A team at the University of Connecticut contends that circular plasmid DNA is unsuitable as a standard for qPCR because it leads to "serious overestimation." Yubo Hou et al. report their quantitative comparison between qPCR accuracies based on circular plasmid and linear DNA standards; they observed that PCR performed using "circular plasmids as template gave 2.65-4.38 more of the threshold cycle number than did equimolar linear standards." Further, the team writes that while the reported genome sequence of Thalassiosira pseudonana shows only one copy of PCNA, qPCR using a circular plasmid standard showed more than seven copies per genome. Using the linear standard, the team wrote, gave 1.02 copies of PCNA per genome.

In PLoS Computational Biology this week, a trio of researchers provides a review of the challenges that metagenomics might ― and already do ― pose for bioinformaticians. The authors refer to metagenomic sequencing data as "noisy and partial." Their review specifically addresses the computational requirements presented by metagenomics, rather than a comprehensive review of the current technologies. The review concludes with a "representative studies illustrating different facets of recent scientific discoveries made using metagenomics."

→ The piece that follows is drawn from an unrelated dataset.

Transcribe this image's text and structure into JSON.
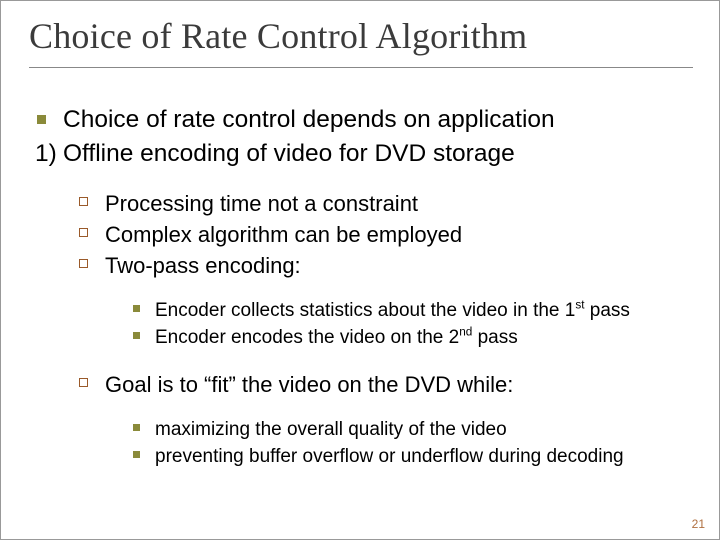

International researchers report their analysis of genetic ancestry using GWAS of pooled DNA from African American, Native Hawaiian, Latina, and Jamaican samples that were genotyped using an Affymetrix array in PLoS Genetics this week. Using a regression-based method to estimate the amount of admixture in each cohort based on the allele frequencies they calculated from pooling and HapMap reference populations, the team identified ancestry informative markers for each population. "Through validation by individual genotyping, we demonstrated that pooling is quite effective for identifying SNPs with large allele frequency differences, and that these [ancestry informative markers] AIMs are able to differentiate two closely related populations," the team writes.